The Heritage Foundation and many others have long sought a repeal and replacement of the SGR as part of a broader effort to reform the financially troubled Medicare program. While the legislation now scheduled for floor debate would establish much-needed stability and predictability in Medicare physician reimbursement, it does not significantly reverse the trend—accelerated by Obamacare—toward greater federal supervision and control over medical practice. Worse, neither the House bill nor the Senate legislation would be financed in such a fashion as to protect taxpayers from higher deficit spending.
The House Bill (H.R. 4015)
The Congressional Budget Office (CBO) estimates that the compromise to repeal and replace the SGR bill would add an estimated $138 billion in new Medicare spending.
To offset these higher costs, the House Republicans have decided to delay the individual mandate on Americans to enroll in federally qualified health insurance plans under current law until 2019. This delay would save an estimated $169.5 billion and more than pay for the House bill within the 10-year budget window. However, because the individual mandate would only be delayed and not fully repealed, the savings from the House action would only be temporary.
The Heritage Foundation has already warned that the House funding mechanism would result in deficit spending beyond the 10-year budget window. Likewise, the bipartisan Committee for a Responsible Federal Budget estimates that over the period 2020 to 2024, the House bill would increase deficits by $49 billion. It is worth noting that in the past the Republican congressional leadership condemned in the strongest terms temporary SGR “fixes” that would add to the deficit.
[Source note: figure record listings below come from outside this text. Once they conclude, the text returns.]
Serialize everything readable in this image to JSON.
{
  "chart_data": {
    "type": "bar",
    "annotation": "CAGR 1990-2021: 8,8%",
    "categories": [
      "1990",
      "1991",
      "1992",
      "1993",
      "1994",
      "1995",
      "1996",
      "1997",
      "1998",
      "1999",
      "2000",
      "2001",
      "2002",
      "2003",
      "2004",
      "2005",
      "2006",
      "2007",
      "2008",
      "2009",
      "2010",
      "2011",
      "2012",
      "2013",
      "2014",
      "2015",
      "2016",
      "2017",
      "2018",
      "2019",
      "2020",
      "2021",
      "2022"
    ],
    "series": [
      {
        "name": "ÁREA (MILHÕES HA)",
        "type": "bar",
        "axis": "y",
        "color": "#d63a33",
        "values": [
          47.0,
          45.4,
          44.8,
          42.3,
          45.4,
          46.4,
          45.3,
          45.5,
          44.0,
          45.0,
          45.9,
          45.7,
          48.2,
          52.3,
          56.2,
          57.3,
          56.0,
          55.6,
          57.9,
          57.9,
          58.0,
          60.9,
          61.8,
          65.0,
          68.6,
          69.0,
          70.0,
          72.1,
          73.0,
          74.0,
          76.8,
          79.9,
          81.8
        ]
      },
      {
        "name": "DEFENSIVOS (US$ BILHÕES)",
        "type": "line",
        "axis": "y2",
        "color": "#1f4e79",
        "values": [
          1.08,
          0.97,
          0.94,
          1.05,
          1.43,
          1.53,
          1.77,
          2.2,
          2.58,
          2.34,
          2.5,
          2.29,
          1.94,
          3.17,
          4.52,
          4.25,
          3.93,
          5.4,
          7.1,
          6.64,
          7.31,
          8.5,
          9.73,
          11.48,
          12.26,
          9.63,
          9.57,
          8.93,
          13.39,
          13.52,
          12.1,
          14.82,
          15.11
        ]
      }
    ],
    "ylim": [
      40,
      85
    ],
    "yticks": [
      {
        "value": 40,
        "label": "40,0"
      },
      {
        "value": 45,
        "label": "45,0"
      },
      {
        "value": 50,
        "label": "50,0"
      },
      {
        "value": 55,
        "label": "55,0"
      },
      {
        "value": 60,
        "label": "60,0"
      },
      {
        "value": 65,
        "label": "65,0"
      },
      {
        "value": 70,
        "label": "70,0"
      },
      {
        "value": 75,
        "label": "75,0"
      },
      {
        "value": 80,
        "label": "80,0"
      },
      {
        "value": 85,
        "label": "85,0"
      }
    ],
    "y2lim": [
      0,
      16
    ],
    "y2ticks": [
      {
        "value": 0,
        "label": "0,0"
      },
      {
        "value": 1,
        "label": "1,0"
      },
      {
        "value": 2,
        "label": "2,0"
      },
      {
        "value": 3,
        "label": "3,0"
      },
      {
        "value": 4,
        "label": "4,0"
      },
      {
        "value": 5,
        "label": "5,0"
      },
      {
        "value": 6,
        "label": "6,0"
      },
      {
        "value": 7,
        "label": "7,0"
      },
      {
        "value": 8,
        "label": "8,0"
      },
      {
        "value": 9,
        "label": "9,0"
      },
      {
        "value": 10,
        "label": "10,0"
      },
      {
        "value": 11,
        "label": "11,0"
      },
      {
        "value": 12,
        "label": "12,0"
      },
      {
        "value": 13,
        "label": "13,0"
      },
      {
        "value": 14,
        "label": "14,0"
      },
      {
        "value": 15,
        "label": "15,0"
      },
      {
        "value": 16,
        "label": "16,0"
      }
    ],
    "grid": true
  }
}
The House Democratic congressional alternative is even worse fiscal policy. Representative John Tierney (D–MA) proposes to substitute “war savings” from winding down of military activities in Afghanistan and Iraq to fund a permanent repeal of the SGR. In other words, the Tierney proposal would attempt to offset increases in mandatory entitlement spending with raids on temporary discretionary spending, an unserious option already discredited by CBO.
The Senate Bill (S. 2000)
The Senate Democratic response to the need for SGR funding is even more fiscally irresponsible. On March 11, the Senate Finance Committee reported out its SGR repeal legislation with no offsets, thus setting the stage for additional unfunded Medicare spending of $177 billion. It is possible that the Senate Democratic leadership will decide to bring the bill to the Senate floor with no offsets at all. Senate Finance Committee chairman Ron Wyden (D–OR) also raised the possibility of relying on the discredited “war savings” scheme to “fund” a permanent SGR repeal.
Senator Orrin Hatch (R–UT), ranking member of the Senate Finance Committee, has proposed a permanent repeal of the individual mandate to secure permanent savings to fund the SGR repeal. In 2012, CBO estimated that a permanent repeal of the mandate would result in a net 10-year decrease in the deficit of $282 billion. In 2014, those estimates would likely be higher.
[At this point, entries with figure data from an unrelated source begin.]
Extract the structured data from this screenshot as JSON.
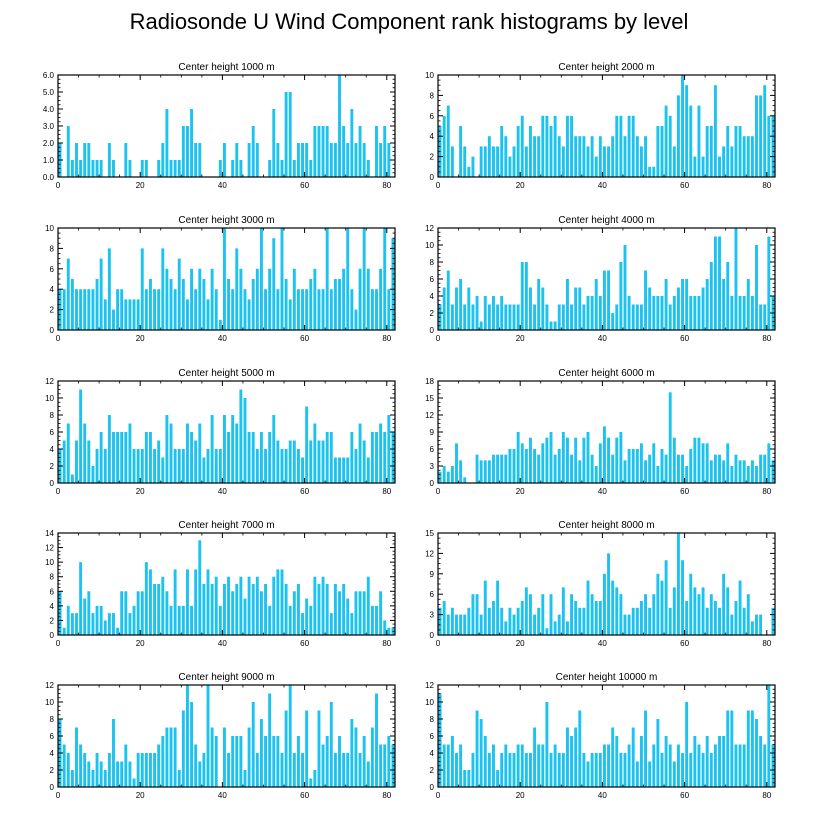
{
  "title": "Radiosonde U Wind Component rank histograms by level",
  "colors": {
    "bar": "#1cc3f0",
    "axis": "#000000",
    "background": "#ffffff"
  },
  "chart_data": [
    {
      "type": "bar",
      "title": "Center height 1000 m",
      "xlim": [
        0,
        82
      ],
      "ylim": [
        0,
        6
      ],
      "xticks": [
        "0",
        "20",
        "40",
        "60",
        "80"
      ],
      "yticks": [
        "0.0",
        "1.0",
        "2.0",
        "3.0",
        "4.0",
        "5.0",
        "6.0"
      ],
      "values": [
        2,
        0,
        3,
        1,
        2,
        1,
        2,
        2,
        1,
        1,
        1,
        0,
        2,
        1,
        0,
        0,
        2,
        1,
        0,
        0,
        1,
        1,
        0,
        0,
        1,
        2,
        4,
        1,
        1,
        1,
        3,
        3,
        4,
        2,
        2,
        0,
        0,
        0,
        0,
        1,
        2,
        0,
        1,
        2,
        1,
        0,
        2,
        3,
        2,
        0,
        0,
        1,
        4,
        2,
        1,
        5,
        5,
        1,
        2,
        2,
        2,
        1,
        3,
        3,
        3,
        3,
        2,
        2,
        6,
        3,
        2,
        4,
        2,
        3,
        2,
        1,
        0,
        3,
        2,
        3,
        2,
        0
      ]
    },
    {
      "type": "bar",
      "title": "Center height 2000 m",
      "xlim": [
        0,
        82
      ],
      "ylim": [
        0,
        10
      ],
      "xticks": [
        "0",
        "20",
        "40",
        "60",
        "80"
      ],
      "yticks": [
        "0",
        "2",
        "4",
        "6",
        "8",
        "10"
      ],
      "values": [
        5,
        6,
        7,
        3,
        0,
        5,
        3,
        1,
        2,
        0,
        3,
        3,
        4,
        3,
        3,
        5,
        4,
        2,
        3,
        5,
        6,
        3,
        5,
        4,
        4,
        6,
        6,
        5,
        6,
        4,
        3,
        6,
        6,
        4,
        4,
        4,
        3,
        4,
        2,
        4,
        3,
        3,
        4,
        6,
        6,
        4,
        6,
        6,
        4,
        3,
        4,
        1,
        1,
        5,
        5,
        7,
        6,
        3,
        8,
        10,
        9,
        7,
        2,
        7,
        2,
        5,
        5,
        9,
        2,
        3,
        5,
        3,
        5,
        5,
        4,
        4,
        4,
        8,
        8,
        9,
        6,
        6
      ]
    },
    {
      "type": "bar",
      "title": "Center height 3000 m",
      "xlim": [
        0,
        82
      ],
      "ylim": [
        0,
        10
      ],
      "xticks": [
        "0",
        "20",
        "40",
        "60",
        "80"
      ],
      "yticks": [
        "0",
        "2",
        "4",
        "6",
        "8",
        "10"
      ],
      "values": [
        4,
        4,
        7,
        5,
        4,
        4,
        4,
        4,
        4,
        5,
        7,
        3,
        8,
        2,
        4,
        4,
        3,
        3,
        3,
        3,
        8,
        4,
        5,
        4,
        4,
        8,
        6,
        5,
        4,
        7,
        5,
        3,
        6,
        4,
        6,
        5,
        3,
        6,
        4,
        1,
        10,
        5,
        4,
        8,
        6,
        4,
        3,
        5,
        6,
        10,
        4,
        6,
        9,
        4,
        10,
        5,
        3,
        6,
        4,
        4,
        4,
        5,
        6,
        4,
        4,
        10,
        4,
        5,
        5,
        6,
        10,
        4,
        2,
        6,
        10,
        6,
        4,
        4,
        6,
        10,
        4,
        9
      ]
    },
    {
      "type": "bar",
      "title": "Center height 4000 m",
      "xlim": [
        0,
        82
      ],
      "ylim": [
        0,
        12
      ],
      "xticks": [
        "0",
        "20",
        "40",
        "60",
        "80"
      ],
      "yticks": [
        "0",
        "2",
        "4",
        "6",
        "8",
        "10",
        "12"
      ],
      "values": [
        3,
        5,
        7,
        3,
        5,
        6,
        3,
        5,
        3,
        4,
        1,
        4,
        3,
        4,
        3,
        4,
        3,
        3,
        3,
        3,
        8,
        8,
        5,
        3,
        6,
        5,
        3,
        1,
        1,
        3,
        3,
        6,
        3,
        5,
        5,
        3,
        4,
        4,
        6,
        4,
        7,
        7,
        2,
        3,
        8,
        10,
        4,
        3,
        3,
        3,
        7,
        5,
        4,
        4,
        4,
        6,
        3,
        4,
        5,
        6,
        6,
        4,
        4,
        4,
        5,
        6,
        8,
        11,
        11,
        6,
        8,
        4,
        12,
        4,
        4,
        6,
        4,
        10,
        3,
        3,
        11,
        4
      ]
    },
    {
      "type": "bar",
      "title": "Center height 5000 m",
      "xlim": [
        0,
        82
      ],
      "ylim": [
        0,
        12
      ],
      "xticks": [
        "0",
        "20",
        "40",
        "60",
        "80"
      ],
      "yticks": [
        "0",
        "2",
        "4",
        "6",
        "8",
        "10",
        "12"
      ],
      "values": [
        4,
        5,
        7,
        1,
        5,
        11,
        7,
        5,
        2,
        4,
        6,
        4,
        8,
        6,
        6,
        6,
        6,
        7,
        4,
        4,
        4,
        6,
        6,
        4,
        5,
        3,
        8,
        7,
        4,
        4,
        4,
        7,
        6,
        5,
        7,
        3,
        4,
        8,
        4,
        4,
        8,
        6,
        8,
        7,
        11,
        10,
        6,
        6,
        4,
        6,
        4,
        6,
        8,
        5,
        4,
        4,
        5,
        5,
        4,
        3,
        9,
        5,
        7,
        5,
        5,
        6,
        6,
        3,
        3,
        3,
        3,
        6,
        4,
        7,
        5,
        3,
        6,
        6,
        7,
        6,
        8,
        6
      ]
    },
    {
      "type": "bar",
      "title": "Center height 6000 m",
      "xlim": [
        0,
        82
      ],
      "ylim": [
        0,
        18
      ],
      "xticks": [
        "0",
        "20",
        "40",
        "60",
        "80"
      ],
      "yticks": [
        "0",
        "3",
        "6",
        "9",
        "12",
        "15",
        "18"
      ],
      "values": [
        2,
        3,
        2,
        3,
        7,
        4,
        1,
        0,
        0,
        5,
        4,
        4,
        4,
        5,
        5,
        5,
        5,
        6,
        6,
        9,
        7,
        6,
        8,
        6,
        5,
        7,
        8,
        9,
        5,
        6,
        9,
        8,
        5,
        8,
        4,
        8,
        9,
        5,
        3,
        7,
        10,
        8,
        5,
        8,
        9,
        4,
        6,
        6,
        6,
        7,
        4,
        5,
        7,
        3,
        6,
        5,
        16,
        8,
        5,
        5,
        3,
        6,
        8,
        8,
        7,
        7,
        4,
        5,
        5,
        4,
        7,
        3,
        5,
        4,
        4,
        3,
        4,
        3,
        5,
        5,
        7,
        4
      ]
    },
    {
      "type": "bar",
      "title": "Center height 7000 m",
      "xlim": [
        0,
        82
      ],
      "ylim": [
        0,
        14
      ],
      "xticks": [
        "0",
        "20",
        "40",
        "60",
        "80"
      ],
      "yticks": [
        "0",
        "2",
        "4",
        "6",
        "8",
        "10",
        "12",
        "14"
      ],
      "values": [
        6,
        1,
        4,
        3,
        3,
        10,
        5,
        6,
        3,
        4,
        4,
        2,
        3,
        3,
        1,
        6,
        6,
        3,
        4,
        6,
        6,
        10,
        9,
        7,
        7,
        8,
        6,
        4,
        9,
        4,
        4,
        9,
        4,
        9,
        13,
        7,
        9,
        7,
        8,
        4,
        7,
        8,
        6,
        7,
        8,
        5,
        8,
        7,
        8,
        6,
        7,
        4,
        8,
        9,
        9,
        7,
        4,
        6,
        7,
        3,
        5,
        4,
        8,
        7,
        8,
        7,
        3,
        7,
        6,
        7,
        5,
        3,
        6,
        6,
        6,
        8,
        4,
        4,
        6,
        2,
        1,
        1
      ]
    },
    {
      "type": "bar",
      "title": "Center height 8000 m",
      "xlim": [
        0,
        82
      ],
      "ylim": [
        0,
        15
      ],
      "xticks": [
        "0",
        "20",
        "40",
        "60",
        "80"
      ],
      "yticks": [
        "0",
        "3",
        "6",
        "9",
        "12",
        "15"
      ],
      "values": [
        4,
        5,
        3,
        4,
        3,
        3,
        3,
        4,
        6,
        6,
        3,
        8,
        4,
        5,
        8,
        4,
        2,
        4,
        3,
        4,
        5,
        7,
        6,
        3,
        4,
        6,
        1,
        6,
        2,
        3,
        7,
        2,
        6,
        5,
        4,
        4,
        8,
        6,
        5,
        5,
        9,
        12,
        8,
        7,
        6,
        3,
        3,
        4,
        4,
        5,
        6,
        4,
        6,
        9,
        8,
        11,
        4,
        7,
        15,
        11,
        5,
        9,
        7,
        6,
        7,
        4,
        6,
        5,
        4,
        9,
        7,
        3,
        5,
        8,
        4,
        6,
        2,
        3,
        3,
        0,
        0,
        4
      ]
    },
    {
      "type": "bar",
      "title": "Center height 9000 m",
      "xlim": [
        0,
        82
      ],
      "ylim": [
        0,
        12
      ],
      "xticks": [
        "0",
        "20",
        "40",
        "60",
        "80"
      ],
      "yticks": [
        "0",
        "2",
        "4",
        "6",
        "8",
        "10",
        "12"
      ],
      "values": [
        8,
        5,
        4,
        2,
        7,
        5,
        4,
        3,
        2,
        4,
        3,
        2,
        4,
        8,
        3,
        3,
        5,
        3,
        1,
        4,
        4,
        4,
        4,
        4,
        5,
        6,
        7,
        7,
        7,
        2,
        9,
        12,
        10,
        5,
        3,
        4,
        12,
        7,
        6,
        0,
        7,
        4,
        6,
        6,
        6,
        2,
        7,
        10,
        4,
        8,
        6,
        11,
        6,
        6,
        4,
        9,
        12,
        4,
        6,
        4,
        9,
        1,
        2,
        9,
        5,
        6,
        10,
        4,
        6,
        4,
        4,
        8,
        7,
        4,
        6,
        3,
        7,
        11,
        5,
        5,
        6,
        5
      ]
    },
    {
      "type": "bar",
      "title": "Center height 10000 m",
      "xlim": [
        0,
        82
      ],
      "ylim": [
        0,
        12
      ],
      "xticks": [
        "0",
        "20",
        "40",
        "60",
        "80"
      ],
      "yticks": [
        "0",
        "2",
        "4",
        "6",
        "8",
        "10",
        "12"
      ],
      "values": [
        11,
        5,
        5,
        6,
        4,
        5,
        2,
        2,
        4,
        9,
        8,
        6,
        4,
        5,
        2,
        4,
        5,
        4,
        4,
        5,
        5,
        4,
        4,
        7,
        5,
        5,
        10,
        4,
        5,
        4,
        4,
        7,
        6,
        7,
        9,
        4,
        3,
        4,
        4,
        4,
        5,
        5,
        7,
        6,
        4,
        4,
        5,
        7,
        3,
        6,
        9,
        3,
        5,
        8,
        4,
        6,
        5,
        3,
        5,
        4,
        10,
        4,
        6,
        5,
        4,
        6,
        4,
        5,
        6,
        6,
        9,
        9,
        5,
        5,
        5,
        9,
        9,
        8,
        6,
        5,
        12,
        5
      ]
    }
  ]
}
As a fiscal matter, if Congress were to repeal the SGR with little or no offsets, such flagrant irresponsibility would generate enormous deficits over time. As a policy matter, the SGR repeal legislation falls short of a reform of the Medicare payment system, as advocated by The Heritage Foundation and others, that would introduce free-market pricing in controlling costs and expanding physician and patient options.
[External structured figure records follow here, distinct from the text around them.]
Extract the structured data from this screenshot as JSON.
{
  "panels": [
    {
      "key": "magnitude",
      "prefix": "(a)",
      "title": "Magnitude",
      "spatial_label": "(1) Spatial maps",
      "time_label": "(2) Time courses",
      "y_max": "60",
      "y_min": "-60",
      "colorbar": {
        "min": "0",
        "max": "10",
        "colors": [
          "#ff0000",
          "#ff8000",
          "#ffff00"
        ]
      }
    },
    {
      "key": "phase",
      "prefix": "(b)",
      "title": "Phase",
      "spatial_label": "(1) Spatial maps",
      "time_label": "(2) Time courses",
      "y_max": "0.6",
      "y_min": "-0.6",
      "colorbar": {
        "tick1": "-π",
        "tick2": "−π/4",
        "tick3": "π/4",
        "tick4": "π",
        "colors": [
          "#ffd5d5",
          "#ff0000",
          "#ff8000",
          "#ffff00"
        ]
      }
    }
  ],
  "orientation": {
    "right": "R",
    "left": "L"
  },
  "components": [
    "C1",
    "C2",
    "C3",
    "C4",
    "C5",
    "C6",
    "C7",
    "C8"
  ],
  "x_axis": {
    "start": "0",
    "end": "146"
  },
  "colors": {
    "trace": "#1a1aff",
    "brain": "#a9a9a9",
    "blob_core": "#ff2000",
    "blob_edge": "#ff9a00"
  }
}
Congress could still pursue structural changes that would improve Medicare and also yield permanent savings. Medicare benefit modernization (combining Parts A and B and rationalizing co-payment), raising the age of eligibility, or reducing taxpayer subsidies to the wealthiest Medicare recipients have long attracted bipartisan support, and such permanent changes would guarantee permanent Medicare savings. This is another test of congressional seriousness.
—Robert E. Moffit, PhD, is Senior Fellow in the Center for Health Policy Studies at The Heritage Foundation.